Let $0<a<m$ be integers with $\gcd(a,m)=1$. For $s\in\mathbb{C}$ with $\Re s>1$, define $$\zeta(m,a;s)=\prod_{\substack{p\text{ is prime}\\p\equiv a\pmod m}}(1-p^{-s})^{-1}.$$
I'm looking for an efficient (arbitrary precision) computation of $\zeta(m,a;s)$. Assume that we have such a computation of Dirichet $L$-functions.
This paper by H. Cohen (which motivated me the most) covers various sums and products over primes, as well as Dirichlet $L$-functions and more, but not the above.

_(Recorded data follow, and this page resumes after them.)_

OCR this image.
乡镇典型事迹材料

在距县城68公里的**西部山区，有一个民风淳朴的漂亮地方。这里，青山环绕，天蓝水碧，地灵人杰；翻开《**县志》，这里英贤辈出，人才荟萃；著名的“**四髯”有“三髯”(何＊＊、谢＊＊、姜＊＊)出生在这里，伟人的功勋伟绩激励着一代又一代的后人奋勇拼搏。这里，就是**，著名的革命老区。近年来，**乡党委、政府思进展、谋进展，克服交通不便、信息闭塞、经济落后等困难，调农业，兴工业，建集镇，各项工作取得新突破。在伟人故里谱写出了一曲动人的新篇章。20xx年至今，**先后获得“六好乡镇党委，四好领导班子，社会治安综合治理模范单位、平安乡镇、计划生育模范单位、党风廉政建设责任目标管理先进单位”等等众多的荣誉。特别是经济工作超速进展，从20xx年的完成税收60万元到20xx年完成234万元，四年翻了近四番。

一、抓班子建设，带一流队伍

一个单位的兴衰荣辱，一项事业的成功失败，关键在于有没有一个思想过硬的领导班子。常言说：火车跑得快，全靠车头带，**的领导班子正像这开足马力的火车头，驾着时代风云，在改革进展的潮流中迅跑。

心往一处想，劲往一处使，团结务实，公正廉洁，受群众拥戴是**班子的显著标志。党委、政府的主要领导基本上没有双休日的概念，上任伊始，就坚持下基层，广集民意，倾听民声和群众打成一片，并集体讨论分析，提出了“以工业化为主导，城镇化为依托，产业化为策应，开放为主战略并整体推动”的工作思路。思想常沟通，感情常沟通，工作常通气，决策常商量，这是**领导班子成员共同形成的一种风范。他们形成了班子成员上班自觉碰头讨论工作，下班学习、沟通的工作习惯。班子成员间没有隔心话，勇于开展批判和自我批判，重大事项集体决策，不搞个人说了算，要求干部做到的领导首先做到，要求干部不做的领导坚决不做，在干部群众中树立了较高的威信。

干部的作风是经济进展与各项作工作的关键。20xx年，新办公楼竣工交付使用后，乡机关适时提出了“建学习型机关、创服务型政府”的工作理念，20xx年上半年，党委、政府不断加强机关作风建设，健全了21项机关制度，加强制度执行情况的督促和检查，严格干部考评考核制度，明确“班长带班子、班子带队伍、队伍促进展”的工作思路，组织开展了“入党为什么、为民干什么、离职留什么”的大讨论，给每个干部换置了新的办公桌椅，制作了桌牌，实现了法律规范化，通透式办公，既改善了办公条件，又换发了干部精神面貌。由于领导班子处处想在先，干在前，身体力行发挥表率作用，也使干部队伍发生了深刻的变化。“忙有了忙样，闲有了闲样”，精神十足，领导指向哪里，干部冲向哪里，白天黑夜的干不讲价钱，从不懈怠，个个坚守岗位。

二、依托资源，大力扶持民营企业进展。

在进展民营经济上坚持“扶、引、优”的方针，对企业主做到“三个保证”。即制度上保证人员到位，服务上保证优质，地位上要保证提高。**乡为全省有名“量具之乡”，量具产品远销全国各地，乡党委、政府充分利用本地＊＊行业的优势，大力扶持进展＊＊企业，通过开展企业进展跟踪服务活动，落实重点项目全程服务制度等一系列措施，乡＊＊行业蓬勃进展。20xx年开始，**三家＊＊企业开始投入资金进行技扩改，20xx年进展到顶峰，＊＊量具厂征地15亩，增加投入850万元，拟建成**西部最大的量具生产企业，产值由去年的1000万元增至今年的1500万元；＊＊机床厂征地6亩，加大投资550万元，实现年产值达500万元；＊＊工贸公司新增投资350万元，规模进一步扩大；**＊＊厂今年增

I found a satisfactory solution for some specific cases.
The simplest are $m\in\{3,4,6\}$, with a single nontrivial character $\chi$ modulo $m$. Let \begin{align*}f_1(s)&=\log\zeta(3,1;s),&g_1(s)&=\log[(1-3^{-s})\zeta(s)],\\f_2(s)&=\log\zeta(3,2;s),&g_2(s)&=\log L(s,\chi),\end{align*} then $g_1(s)=f_1(s)+f_2(s)$ and $g_2(s)=f_1(s)+f_2(2s)-f_2(s)$. This gives $$f_2(s)=\sum_{n=0}^\infty 2^{-n-1}g(2^n s),\qquad g(s)=g_1(s)-g_2(s),$$ a series that converges very quickly (its term is $O(2^{-2^n\sigma})$ with $\sigma=\Re s$). Thus, we have an efficient (enough) way to compute $f_2(s)$ and then $f_1(s)=g_1(s)-f_2(s)$.
The case $m=8$ is just a bit harder. Take the following table of characters:
| $a$ | $1$ | $3$ | $5$ | $7$ |
|---|---|---|---|---|
| $\chi_1(a)$ | $1$ | $1$ | $1$ | $1$ |
| $\chi_2(a)$ | $1$ | $1$ | $-1$ | $-1$ |
| $\chi_3(a)$ | $1$ | $-1$ | $-1$ | $1$ |
| $\chi_4(a)$ | $1$ | $-1$ | $1$ | $-1$ |
Then, if we put $g_k(s)=\log L(s,\chi_k)$, we obtain (for $a=3$, and similarly for other values) $$\log\zeta(8,3;s)=\sum_{n=0}^\infty 2^{-n-2}g(2^n s),\qquad g(s)=g_1(s)+g_2(s)-g_3(s)-g_4(s).$$
But already the case $m=5$ gets me confused completely.